Dans une interview, Édouard Balladur annonce qu’il ne faut attendre “aucune repentance” de sa part sur le rôle de la France durant le génocide au Rwanda, en 1994. Cette déclaration du Premier ministre de l’époque survient alors que les débats sont vifs après la remise du rapport Duclert, qui n’est pas pour flatter son auteur, estime cet éditorialiste burkinabé.

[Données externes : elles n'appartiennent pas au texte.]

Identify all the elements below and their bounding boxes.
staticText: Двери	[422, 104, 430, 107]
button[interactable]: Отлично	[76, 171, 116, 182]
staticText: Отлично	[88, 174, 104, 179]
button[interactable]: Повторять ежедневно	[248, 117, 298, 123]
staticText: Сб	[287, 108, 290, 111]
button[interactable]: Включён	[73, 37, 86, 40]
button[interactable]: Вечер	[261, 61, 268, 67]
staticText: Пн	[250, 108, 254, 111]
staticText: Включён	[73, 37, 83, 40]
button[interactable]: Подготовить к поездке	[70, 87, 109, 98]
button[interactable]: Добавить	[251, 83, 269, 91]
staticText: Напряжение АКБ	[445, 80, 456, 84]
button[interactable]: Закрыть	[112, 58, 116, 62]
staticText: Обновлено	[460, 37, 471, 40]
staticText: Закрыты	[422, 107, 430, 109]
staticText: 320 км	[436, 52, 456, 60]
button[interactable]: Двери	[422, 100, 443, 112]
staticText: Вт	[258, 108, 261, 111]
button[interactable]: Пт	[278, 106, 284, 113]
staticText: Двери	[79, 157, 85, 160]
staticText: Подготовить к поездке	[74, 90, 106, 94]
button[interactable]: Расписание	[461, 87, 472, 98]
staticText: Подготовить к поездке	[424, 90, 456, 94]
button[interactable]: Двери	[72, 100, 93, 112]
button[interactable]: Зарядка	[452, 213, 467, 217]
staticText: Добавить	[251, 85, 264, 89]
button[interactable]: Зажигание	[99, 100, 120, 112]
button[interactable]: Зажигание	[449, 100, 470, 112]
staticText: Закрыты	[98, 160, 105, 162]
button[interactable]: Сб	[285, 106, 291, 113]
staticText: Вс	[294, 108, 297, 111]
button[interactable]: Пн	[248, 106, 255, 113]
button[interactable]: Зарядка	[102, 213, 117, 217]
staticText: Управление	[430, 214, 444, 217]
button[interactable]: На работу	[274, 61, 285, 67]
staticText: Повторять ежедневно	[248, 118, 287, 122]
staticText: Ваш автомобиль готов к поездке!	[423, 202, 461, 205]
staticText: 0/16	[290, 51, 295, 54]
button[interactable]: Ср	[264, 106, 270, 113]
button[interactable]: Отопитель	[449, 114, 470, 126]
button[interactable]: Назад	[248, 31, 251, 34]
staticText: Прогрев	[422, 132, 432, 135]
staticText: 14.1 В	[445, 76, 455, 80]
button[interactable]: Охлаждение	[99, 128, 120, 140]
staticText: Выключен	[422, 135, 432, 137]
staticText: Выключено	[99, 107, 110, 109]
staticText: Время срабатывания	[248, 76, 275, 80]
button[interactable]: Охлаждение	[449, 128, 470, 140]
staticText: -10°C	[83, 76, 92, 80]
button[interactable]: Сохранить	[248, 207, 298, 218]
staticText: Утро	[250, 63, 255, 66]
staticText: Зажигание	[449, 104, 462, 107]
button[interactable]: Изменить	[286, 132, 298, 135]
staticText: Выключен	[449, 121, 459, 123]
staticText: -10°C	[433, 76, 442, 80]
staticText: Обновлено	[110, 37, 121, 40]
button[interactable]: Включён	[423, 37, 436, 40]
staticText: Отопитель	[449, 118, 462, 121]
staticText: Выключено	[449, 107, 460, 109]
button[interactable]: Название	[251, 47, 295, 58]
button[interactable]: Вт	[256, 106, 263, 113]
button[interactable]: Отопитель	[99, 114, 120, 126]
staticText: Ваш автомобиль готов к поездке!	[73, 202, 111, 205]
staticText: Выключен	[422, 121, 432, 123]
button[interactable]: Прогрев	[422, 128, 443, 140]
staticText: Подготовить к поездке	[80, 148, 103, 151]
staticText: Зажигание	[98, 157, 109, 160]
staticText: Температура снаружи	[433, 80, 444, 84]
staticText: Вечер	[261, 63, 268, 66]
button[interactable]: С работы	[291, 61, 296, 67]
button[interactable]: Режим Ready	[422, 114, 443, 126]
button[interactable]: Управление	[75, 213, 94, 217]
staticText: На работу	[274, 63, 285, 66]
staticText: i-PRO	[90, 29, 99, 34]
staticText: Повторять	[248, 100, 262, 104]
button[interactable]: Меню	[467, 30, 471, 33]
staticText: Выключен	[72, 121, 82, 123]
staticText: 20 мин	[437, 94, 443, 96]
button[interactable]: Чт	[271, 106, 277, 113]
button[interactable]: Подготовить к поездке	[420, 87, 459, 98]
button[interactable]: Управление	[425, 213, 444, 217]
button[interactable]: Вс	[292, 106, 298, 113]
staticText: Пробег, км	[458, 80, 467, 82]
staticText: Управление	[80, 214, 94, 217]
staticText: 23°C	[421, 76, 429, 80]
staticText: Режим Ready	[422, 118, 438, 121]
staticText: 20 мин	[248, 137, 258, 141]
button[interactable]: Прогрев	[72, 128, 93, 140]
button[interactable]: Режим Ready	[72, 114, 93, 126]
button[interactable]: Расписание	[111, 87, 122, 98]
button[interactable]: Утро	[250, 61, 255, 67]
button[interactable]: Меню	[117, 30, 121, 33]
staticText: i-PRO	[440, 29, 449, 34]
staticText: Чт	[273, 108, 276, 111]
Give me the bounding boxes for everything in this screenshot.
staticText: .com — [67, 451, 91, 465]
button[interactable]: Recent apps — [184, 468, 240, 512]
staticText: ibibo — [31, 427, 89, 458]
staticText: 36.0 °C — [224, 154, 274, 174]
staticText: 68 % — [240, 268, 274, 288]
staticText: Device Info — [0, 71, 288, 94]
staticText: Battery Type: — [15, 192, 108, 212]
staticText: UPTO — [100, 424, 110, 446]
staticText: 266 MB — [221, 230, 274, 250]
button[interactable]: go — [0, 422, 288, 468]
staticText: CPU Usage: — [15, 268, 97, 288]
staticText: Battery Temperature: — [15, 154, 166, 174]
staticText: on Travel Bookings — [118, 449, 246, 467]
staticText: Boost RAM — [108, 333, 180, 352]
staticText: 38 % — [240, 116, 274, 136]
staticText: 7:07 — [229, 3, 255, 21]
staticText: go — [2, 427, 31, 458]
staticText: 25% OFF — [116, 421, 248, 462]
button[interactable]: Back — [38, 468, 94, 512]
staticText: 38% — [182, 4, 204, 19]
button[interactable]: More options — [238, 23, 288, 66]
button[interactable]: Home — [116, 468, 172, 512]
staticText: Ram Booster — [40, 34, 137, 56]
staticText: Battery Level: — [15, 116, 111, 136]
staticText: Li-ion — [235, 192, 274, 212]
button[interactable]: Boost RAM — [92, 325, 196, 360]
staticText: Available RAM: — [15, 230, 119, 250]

Aurait pu bien faire, mais pas de quoi fouetter un chat ! Les éventuelles repentances et quelques brins de regrets ? Circulez, Balladur n’en a cure ! Tout juste l’ancien chef de gouvernement se borne-t-il, sibyllin, à évoquer la pulvérisation de l’avion du président rwandais Juvénal Habyarimana le 6 avril 1994 [élément déclencheur du génocide] et les doigts accusateurs sur le FPR [Front patriotique rwandais, du président actuel, Paul Kagamé] pour justifier l’abjection !

Tirant la couverture à lui, il indexe les boutefeux de l’entourage du président de gauche Mitterrand, lesquels va-t-en-guerre voulaient une équipée coloniale punitive, alors que lui tempéraient les ardeurs. Et s’il a encouragé Mitterrand à mettre les pieds au pays des Mille Collines [comme on surnomme le Rwanda], c’est juste à titre humanitaire, circonscrit dans le temps et l’espace.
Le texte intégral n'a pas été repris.